The true cost of abolishing the West Midland’s regional development agency has emerged after Business Secretary Vince Cable admitted some of the region's prime business parks could be sold to pay for its closure.
Sites set to be sold include Longbridge, Ansty Park in Coventry and the i54 park in Wolverhampton, which are owned by Advantage West Midlands, the government agency which is to be axed.
Dr Cable said regional development agencies could be forced to sell their assets and donate the money to the Treasury to offset the estimated £1.4 billion cost of closing them down.
And, speaking to MPs, he revealed that new organisations set up by local councils and chambers of commerce to replace the regional agencies, called Local Enterprise Partnerships, will get no guaranteed funding.
Business leaders have urged ministers to transfer the RDA’s sites to the new local enterprise partnerships.
Earlier this year, Jerry Blackett, chief executive of Birmingham Chamber Group, said: “I think the prize for us is to convince the Government quickly that we need to keep AWM assets to continue our regeneration work.”
But Dr Cable warned that the regional development agency (RDA) could be forced to sell its assets instead.
Asked by MPs to explain how the Government would fund the cost of closing RDAs, Dr Cable said: “They have assets that will have to be sold in an orderly way to get value for money.”
Some assets could be kept in public ownership, he said.
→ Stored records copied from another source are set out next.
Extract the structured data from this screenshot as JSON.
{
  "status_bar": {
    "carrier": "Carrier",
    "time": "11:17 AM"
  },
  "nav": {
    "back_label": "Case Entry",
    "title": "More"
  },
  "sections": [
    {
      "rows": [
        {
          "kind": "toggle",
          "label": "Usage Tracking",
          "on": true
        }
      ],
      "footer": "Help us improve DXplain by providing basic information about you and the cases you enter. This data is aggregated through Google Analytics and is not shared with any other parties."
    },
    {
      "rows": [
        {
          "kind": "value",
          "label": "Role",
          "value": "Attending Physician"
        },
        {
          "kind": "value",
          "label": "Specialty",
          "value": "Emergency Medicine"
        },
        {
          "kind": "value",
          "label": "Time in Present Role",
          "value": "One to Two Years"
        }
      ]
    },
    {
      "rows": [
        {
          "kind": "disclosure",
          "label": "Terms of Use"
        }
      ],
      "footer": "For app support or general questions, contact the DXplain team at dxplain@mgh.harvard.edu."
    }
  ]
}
But he suggested agencies might be forced to sell everything they own, telling MPs: “It may well be true in some of the RDAs that the liabilities exceed the assets.”
The Department for Business, Innovation and Skills was waiting for RDAs to provide it with a complete breakdown of their assets and liabilities, he said.
AWM has spent £185 million building up its portfolio of 44 sites, which have an estimated value of just £100 million because of falling property prices.
The cost of closing England’s eight regional development agencies has been estimated at £1.4 billion, including redundancy pay, the cost of closing buildings and compensation for cancelled contracts, as well as the cost of honouring some contracts.
Dr Cable also made it clear to MPs that while RDAs such as AWM each had budgets of up £300 million, the local enterprise partnerships that replace them will get no guaranteed income.
They will be able to bid for cash from the £1.4 billion regional growth fund created by the Government to boost regional economies, and a panel chaired by former Deputy Prime Minister Lord Heseltine will approve or reject proposals.
LEPs could also administer schemes such as Tax Increment Financing, which allow councils to borrow cash for capital investment against future increases in business rates.
West Midlands councils hope to raise more than £500 million to fund key transport schemes including a rapid transit system between Birmingham city centre and the airport.
But there will be no guaranteed annual budget from Whitehall, Dr Cable said.
“If local authorities feel this is a useful vehicle they may well wish to contribute.” He added: “We are not talking about allocating government money.”
The aim was not to replicate RDAs, which had their own staff and offices, he said.
Asked how LEPs would function without funding, he said councils and Chambers of Commerce were capable of getting things done without Government money.
“I think you are underestimating the creativity of the local groups coming up from the grass roots,” said Dr Cable.
But speaking after the hearing, Birmingham MP Jack Dromey (Lab Erdington), a member of the Commons Business Committee, said councils could not pay for local enterprise partnerships after the Government’s recently anounced cuts in funding for local authoeities.
He said: “AWM was well-resourced. Now we know that the LEPs will not get one penny of this money.
“But councils are already facing 27 per cent cuts in their funding, and will not be able to establish effective LEPs.”